Vazquez Omar, Nan Bin
Department of Biostatistics, Epidemiology and Informatics, University of Pennsylvania, Philadelphia, Pennsylvania, U.S.A.
Department of Statistics, University of California, Irvine, California, U.S.A.
Can J Stat. 2025 Mar;53(1). doi: 10.1002/cjs.11827. Epub 2024 Aug 21.
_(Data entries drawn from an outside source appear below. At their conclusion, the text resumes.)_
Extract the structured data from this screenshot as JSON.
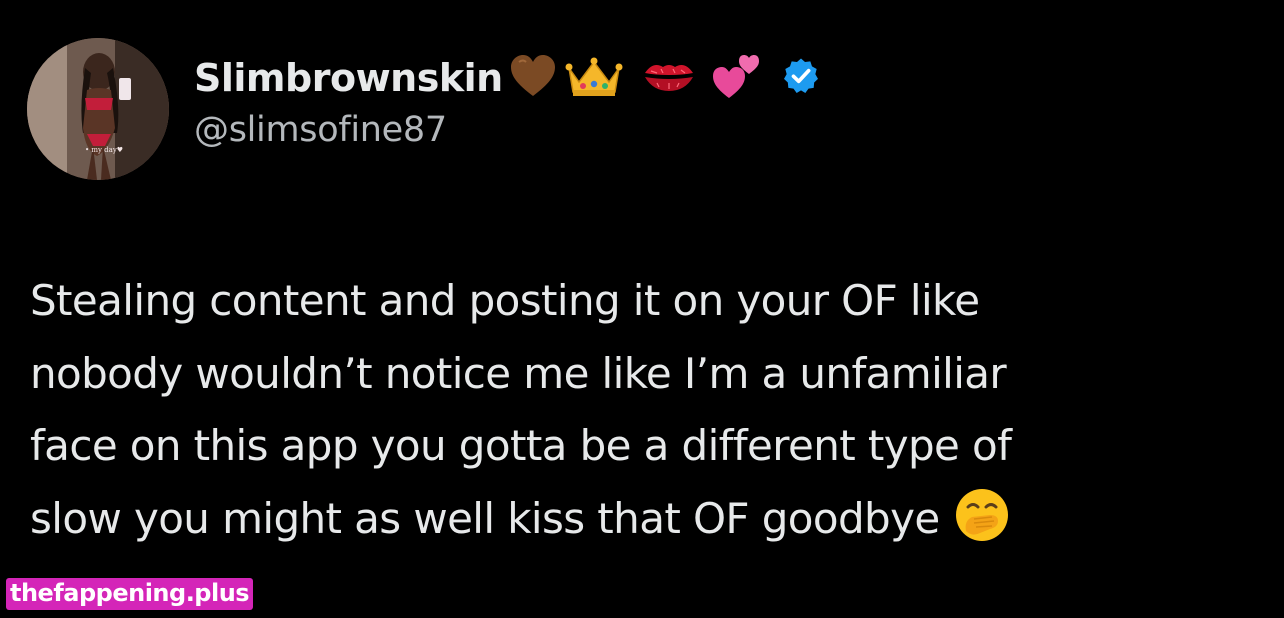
{
  "profile": {
    "display_name": "Slimbrownskin",
    "handle": "@slimsofine87",
    "avatar_caption": "• my day♥",
    "name_emojis": [
      "brown-heart-icon",
      "crown-icon",
      "kiss-mark-icon",
      "two-hearts-icon"
    ],
    "verified": true
  },
  "tweet": {
    "lines": [
      "Stealing content and posting it on your OF like",
      "nobody wouldn’t notice me like I’m a unfamiliar",
      "face on this app you gotta be a different type of",
      "slow you might as well kiss that OF goodbye"
    ],
    "trailing_emoji": "hand-over-mouth-icon"
  },
  "watermark": {
    "text": "thefappening.plus"
  },
  "colors": {
    "background": "#000000",
    "text_primary": "#e7e9ea",
    "text_secondary": "#b4b8bc",
    "verified_blue": "#1d9bf0",
    "watermark_bg": "#d425b8"
  }
}
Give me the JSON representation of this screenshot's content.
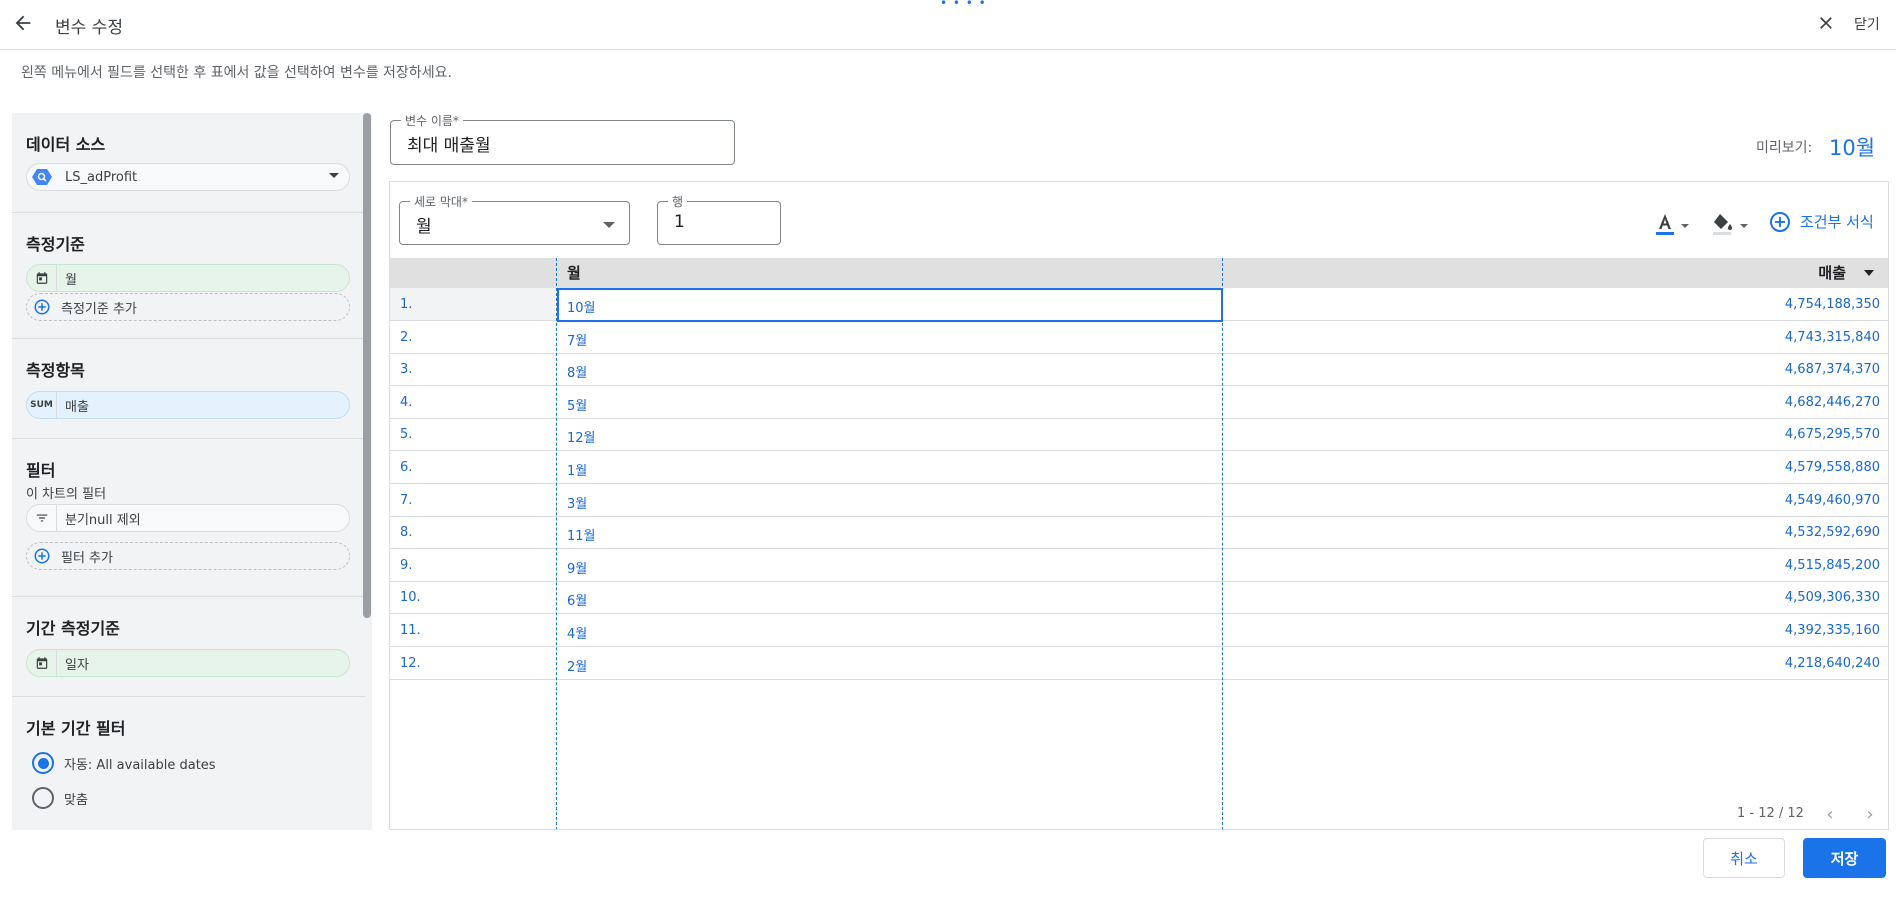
{
  "header": {
    "title": "변수 수정",
    "close_label": "닫기"
  },
  "instruction": "왼쪽 메뉴에서 필드를 선택한 후 표에서 값을 선택하여 변수를 저장하세요.",
  "sidebar": {
    "data_source": {
      "title": "데이터 소스",
      "value": "LS_adProfit"
    },
    "dimension": {
      "title": "측정기준",
      "chip": "월",
      "add_label": "측정기준 추가"
    },
    "metric": {
      "title": "측정항목",
      "agg": "SUM",
      "chip": "매출"
    },
    "filter": {
      "title": "필터",
      "sub_label": "이 차트의 필터",
      "chip": "분기null 제외",
      "add_label": "필터 추가"
    },
    "date_dimension": {
      "title": "기간 측정기준",
      "chip": "일자"
    },
    "date_filter": {
      "title": "기본 기간 필터",
      "options": [
        {
          "label": "자동: All available dates",
          "checked": true
        },
        {
          "label": "맞춤",
          "checked": false
        }
      ]
    }
  },
  "variable_name": {
    "label": "변수 이름*",
    "value": "최대 매출월"
  },
  "preview": {
    "label": "미리보기:",
    "value": "10월"
  },
  "column_field": {
    "label": "세로 막대*",
    "value": "월"
  },
  "row_field": {
    "label": "행",
    "value": "1"
  },
  "toolbar": {
    "text_color_icon": "text-color-icon",
    "fill_color_icon": "fill-color-icon",
    "conditional_format_label": "조건부 서식"
  },
  "table": {
    "headers": {
      "month": "월",
      "sales": "매출"
    },
    "rows": [
      {
        "idx": "1.",
        "month": "10월",
        "sales": "4,754,188,350"
      },
      {
        "idx": "2.",
        "month": "7월",
        "sales": "4,743,315,840"
      },
      {
        "idx": "3.",
        "month": "8월",
        "sales": "4,687,374,370"
      },
      {
        "idx": "4.",
        "month": "5월",
        "sales": "4,682,446,270"
      },
      {
        "idx": "5.",
        "month": "12월",
        "sales": "4,675,295,570"
      },
      {
        "idx": "6.",
        "month": "1월",
        "sales": "4,579,558,880"
      },
      {
        "idx": "7.",
        "month": "3월",
        "sales": "4,549,460,970"
      },
      {
        "idx": "8.",
        "month": "11월",
        "sales": "4,532,592,690"
      },
      {
        "idx": "9.",
        "month": "9월",
        "sales": "4,515,845,200"
      },
      {
        "idx": "10.",
        "month": "6월",
        "sales": "4,509,306,330"
      },
      {
        "idx": "11.",
        "month": "4월",
        "sales": "4,392,335,160"
      },
      {
        "idx": "12.",
        "month": "2월",
        "sales": "4,218,640,240"
      }
    ],
    "pagination": "1 - 12 / 12"
  },
  "footer": {
    "cancel_label": "취소",
    "save_label": "저장"
  },
  "colors": {
    "accent": "#1a73e8",
    "link": "#1967d2",
    "dimension_chip": "#e6f4ea",
    "metric_chip": "#e3f2fd"
  }
}
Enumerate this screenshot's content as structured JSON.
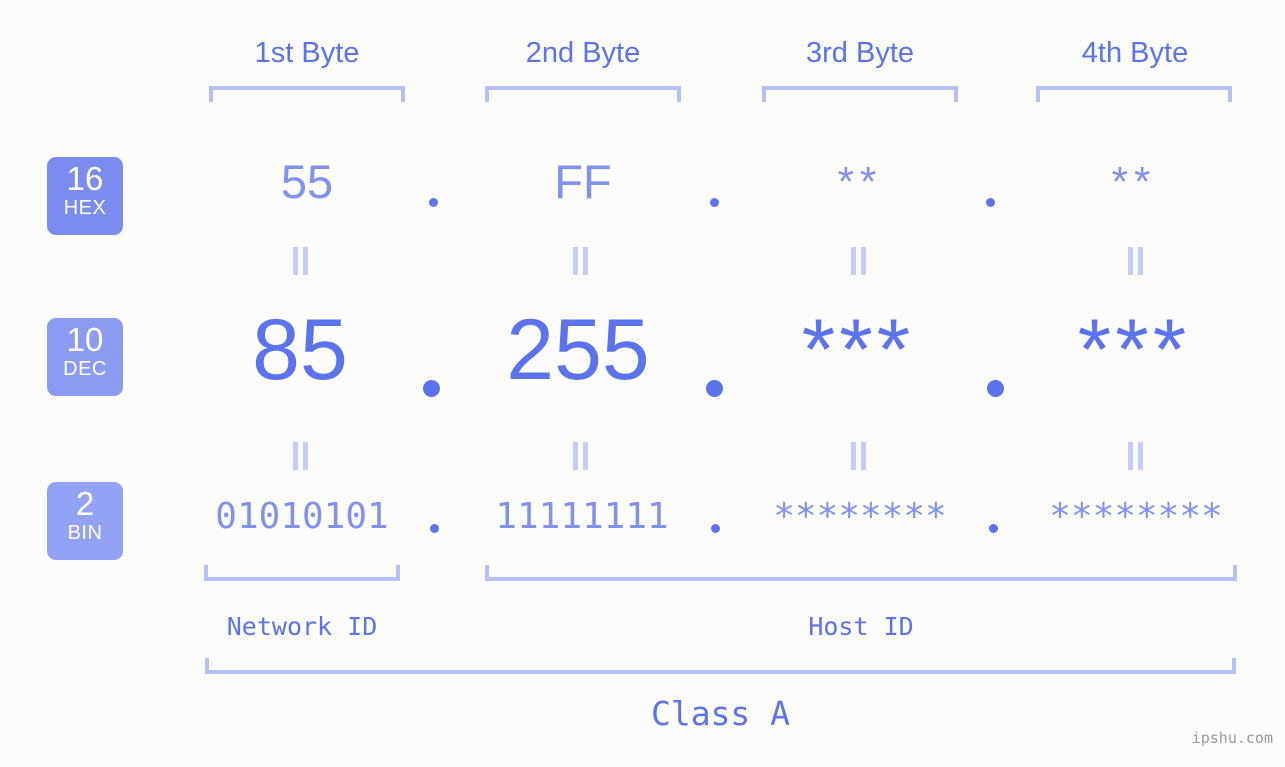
{
  "background_color": "#fcfdfa",
  "accent_color": "#5b74ee",
  "accent_light_color": "#8091f1",
  "bracket_color": "#b4c0fb",
  "header": {
    "bytes": [
      {
        "label": "1st Byte"
      },
      {
        "label": "2nd Byte"
      },
      {
        "label": "3rd Byte"
      },
      {
        "label": "4th Byte"
      }
    ]
  },
  "bases": [
    {
      "number": "16",
      "name": "HEX",
      "color": "#7b8cf0"
    },
    {
      "number": "10",
      "name": "DEC",
      "color": "#8c9bf2"
    },
    {
      "number": "2",
      "name": "BIN",
      "color": "#92a3f5"
    }
  ],
  "rows": {
    "hex": {
      "base_number": "16",
      "base_name": "HEX",
      "values": [
        "55",
        "FF",
        "**",
        "**"
      ],
      "separator": "."
    },
    "dec": {
      "base_number": "10",
      "base_name": "DEC",
      "values": [
        "85",
        "255",
        "***",
        "***"
      ],
      "separator": "."
    },
    "bin": {
      "base_number": "2",
      "base_name": "BIN",
      "values": [
        "01010101",
        "11111111",
        "********",
        "********"
      ],
      "separator": "."
    }
  },
  "equality_symbol": "=",
  "sections": {
    "network_id": "Network ID",
    "host_id": "Host ID",
    "class": "Class A"
  },
  "watermark": "ipshu.com"
}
We consider random sample splitting for estimation and inference in high dimensional generalized linear models, where we first apply the lasso to select a submodel using one subsample and then apply the debiased lasso to fit the selected model using the remaining subsample. We show that a sample splitting procedure based on the debiased lasso yields asymptotically normal estimates under mild conditions and that multiple splitting can address the loss of efficiency. Our simulation results indicate that using the debiased lasso instead of the standard maximum likelihood method in the estimation stage can vastly reduce the bias and variance of the resulting estimates. Furthermore, our multiple splitting debiased lasso method has better numerical performance than some existing methods for high dimensional generalized linear models proposed in the recent literature. We illustrate the proposed multiple splitting method with an analysis of the smoking data of the Mid-South Tobacco Case-Control Study.
我们考虑在高维广义线性模型中进行随机样本拆分以进行估计和推断,其中我们首先应用套索回归使用一个子样本选择一个子模型,然后应用去偏套索回归使用剩余子样本拟合所选模型。我们表明,基于去偏套索回归的样本拆分程序在温和条件下产生渐近正态估计,并且多次拆分可以解决效率损失问题。我们的模拟结果表明,在估计阶段使用去偏套索回归而不是标准最大似然方法可以大大降低所得估计的偏差和方差。此外,我们的多次拆分去偏套索回归方法在数值性能上优于近期文献中提出的一些用于高维广义线性模型的现有方法。我们通过对中南烟草病例对照研究的吸烟数据进行分析来说明所提出的多次拆分方法。